Getting Things Done, and Making It All Work, by David Allen. Don’t discount them (as I did on my first read) because of the antiquated technology he talks about - just skip those parts. He has some Insights videos that discuss various aspects of GTD that are, well, insightful. I would suggest periodically rereading them as your system and thinking develop.

Finally: it’s a process. Make your best attempt at a workflow/system/process, use it, incorporate feedback on what works and what doesn’t, refine, iterate.


Thank you so much for your feedback. I’ve read the David Allen books (discovered them in this forum) and GTD certainly is a part of my life (ish).
Omnifocus is second nature for be at this point.
Your points about Curio are EXACTLY why I bought it - I’m going to have to take a second look at it. I am truly fed up with searching for file’s and Not knowing where to store tidbits for future reference.
I would love an episode about this kind of ‘planning the plan’ and how to build a pipeline. Same for shortcuts for us non-programmer types. There’s always a step missing for me; how do you map out what you want a shortcut /automation to do and only after that- how do you build it.

1 Like

Ulysses is part of Setapp.

Yeah—I’ve never been able to take the SetApp plunge.

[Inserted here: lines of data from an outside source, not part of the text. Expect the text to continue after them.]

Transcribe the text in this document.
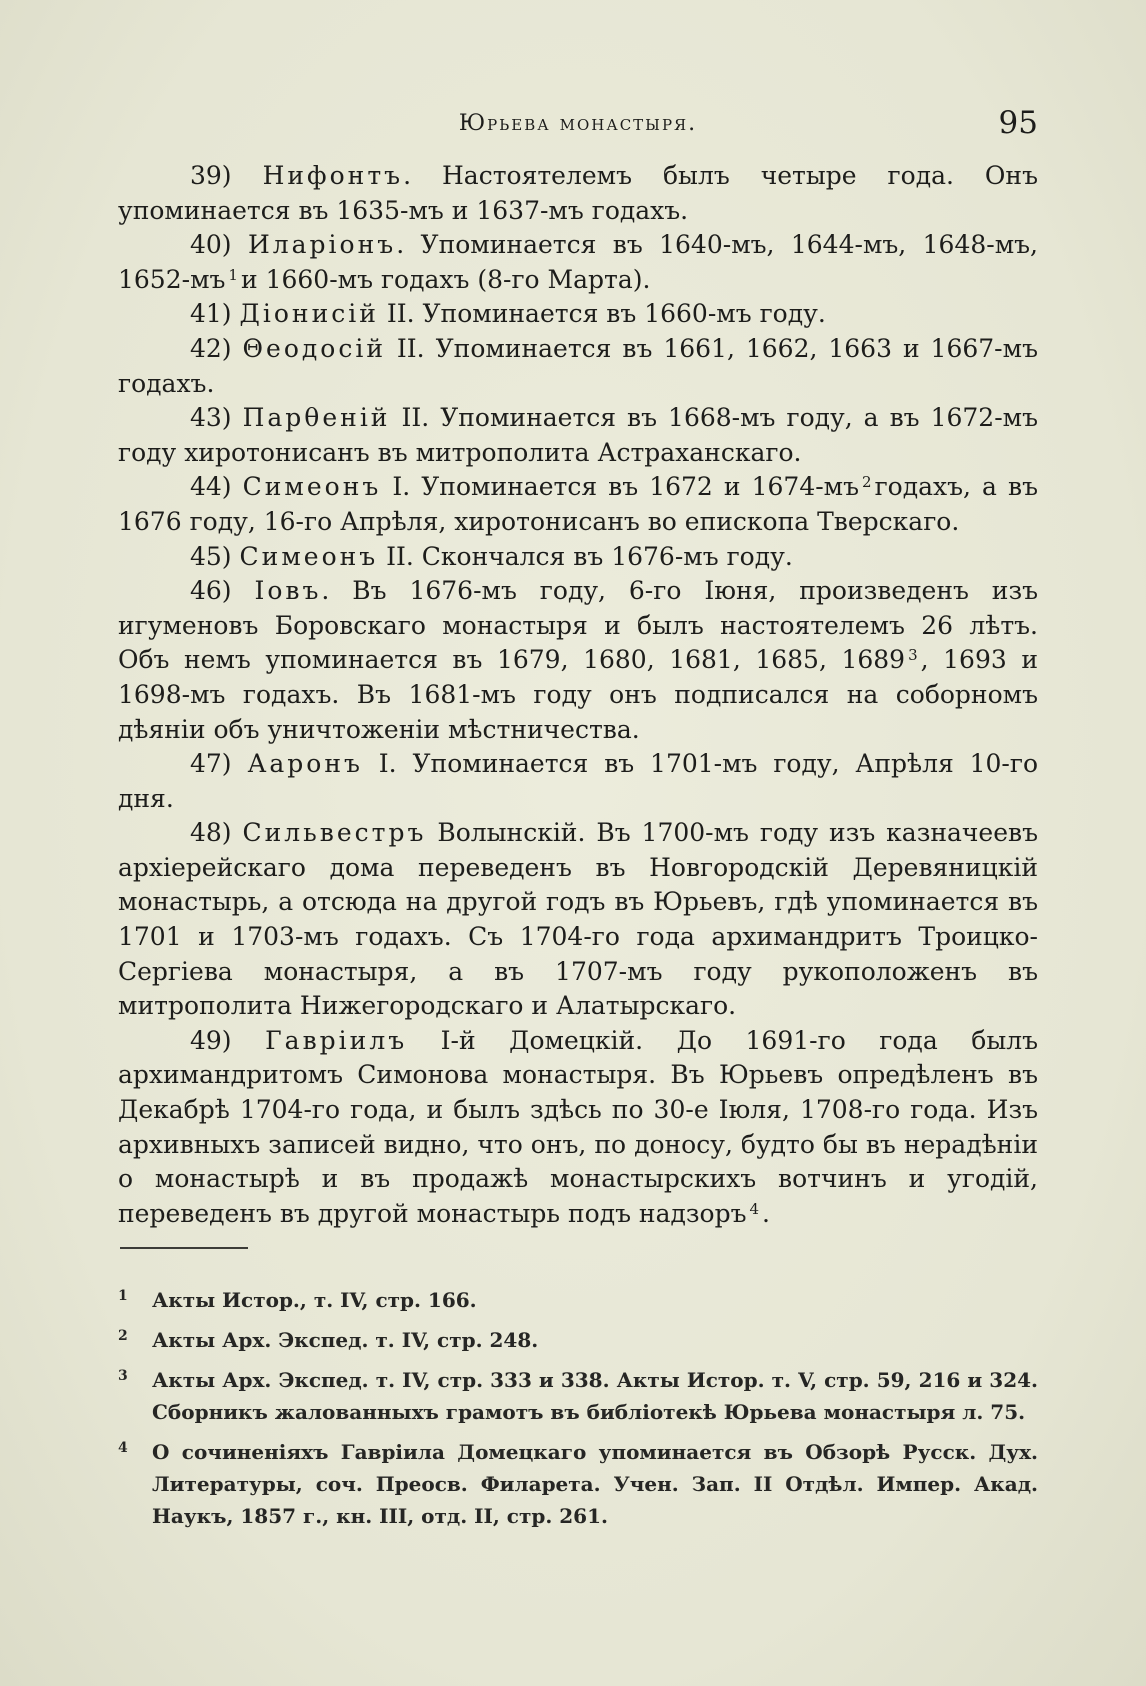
Юрьева монастыря.	95

39) Нифонтъ. Настоятелемъ былъ четыре года. Онъ упоминается въ 1635-мъ и 1637-мъ годахъ.

40) Иларіонъ. Упоминается въ 1640-мъ, 1644-мъ, 1648-мъ, 1652-мъ $^1$ и 1660-мъ годахъ (8-го Марта).

41) Діонисій II. Упоминается въ 1660-мъ году.

42) Θеодосій II. Упоминается въ 1661, 1662, 1663 и 1667-мъ годахъ.

43) Парθеній II. Упоминается въ 1668-мъ году, а въ 1672-мъ году хиротонисанъ въ митрополита Астраханскаго.

44) Симеонъ I. Упоминается въ 1672 и 1674-мъ $^2$ годахъ, а въ 1676 году, 16-го Апрѣля, хиротонисанъ во епископа Тверскаго.

45) Симеонъ II. Скончался въ 1676-мъ году.

46) Іовъ. Въ 1676-мъ году, 6-го Іюня, произведенъ изъ игуменовъ Боровскаго монастыря и былъ настоятелемъ 26 лѣтъ. Объ немъ упоминается въ 1679, 1680, 1681, 1685, 1689 $^3$ , 1693 и 1698-мъ годахъ. Въ 1681-мъ году онъ подписался на соборномъ дѣяніи объ уничтоженіи мѣстничества.

47) Ааронъ I. Упоминается въ 1701-мъ году, Апрѣля 10-го дня.

48) Сильвестръ Волынскій. Въ 1700-мъ году изъ казначеевъ архіерейскаго дома переведенъ въ Новгородскій Деревяницкій монастырь, а отсюда на другой годъ въ Юрьевъ, гдѣ упоминается въ 1701 и 1703-мъ годахъ. Съ 1704-го года архимандритъ Троицко-Сергіева монастыря, а въ 1707-мъ году рукоположенъ въ митрополита Нижегородскаго и Алатырскаго.

49) Гавріилъ I-й Домецкій. До 1691-го года былъ архимандритомъ Симонова монастыря. Въ Юрьевъ опредѣленъ въ Декабрѣ 1704-го года, и былъ здѣсь по 30-е Іюля, 1708-го года. Изъ архивныхъ записей видно, что онъ, по доносу, будто бы въ нерадѣніи о монастырѣ и въ продажѣ монастырскихъ вотчинъ и угодій, переведенъ въ другой монастырь подъ надзоръ $^4$ .

1 Акты Истор., т. IV, стр. 166.

2 Акты Арх. Экспед. т. IV, стр. 248.

3 Акты Арх. Экспед. т. IV, стр. 333 и 338. Акты Истор. т. V, стр. 59, 216 и 324. Сборникъ жалованныхъ грамотъ въ библіотекѣ Юрьева монастыря л. 75.

4 О сочиненіяхъ Гавріила Домецкаго упоминается въ Обзорѣ Русск. Дух. Литературы, соч. Преосв. Филарета. Учен. Зап. II Отдѣл. Импер. Акад. Наукъ, 1857 г., кн. III, отд. II, стр. 261.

A recent description of my Personal Knowledge Management System (PKMS) / Life Operating System (Life OS) / Second Brain:

Although the diagram became complicated with the amount of detail I wished to convey, my system is minimalist…even primitive. For example, I am yet to implement any Quick Capture / Read Later app(s) or Mobile.
The article includes my three and six-month priorities for further evolution to address these and other shortcomings.
I intentionally held back from introducing any new apps other than Obsidian until I got at least 90 days under me with this simple system. A lot is possible without introducing ten or more specialized apps I see in some workflow diagrams shared on social media (e.g. Ali Abdaal’s system seen at Inside Ali Abdaal's FULL Second Brain System - YouTube)


Wow, out of the starting gate (first timer) with an amazing post!


The video reinforced my use of Apple Notes for my workflow needs and preferences.

I keep a lot of “I might need this random bit of info later” things.

I have a rule:
PDF or Markdown

If eg it’s a webpage I want to keep, I save it to PDF. I do the same with interesting newsletters, reports (most these are pdf already), digital books, etc.

If it’s “a fragment” (a few sentences or a paragraph), eg “Tahitian limes are actually Persian limes, Citrus x latifolia” I just stick that in a Markdown file.

I don’t use other file types for storing stuff, because for me it’s too easy to get distracted wondering how to save something. These two formats are relatively future proof (as much as things can be in tech land anyway) and compatible across devices/OS.

It all gets put in DevonThink ready to be found when I one day need it.


The good thing about PDFs is that you get what you see. Whether a web site uses scripts to prevent you from saving content, or just to display content that is dynamically generated or generated in your user agent, you can save, take a look at it and don’t worry about it anymore.

PDFs are one of the worse formats to save any formatted content that you may want to process/edit or extract later (such as any images) however.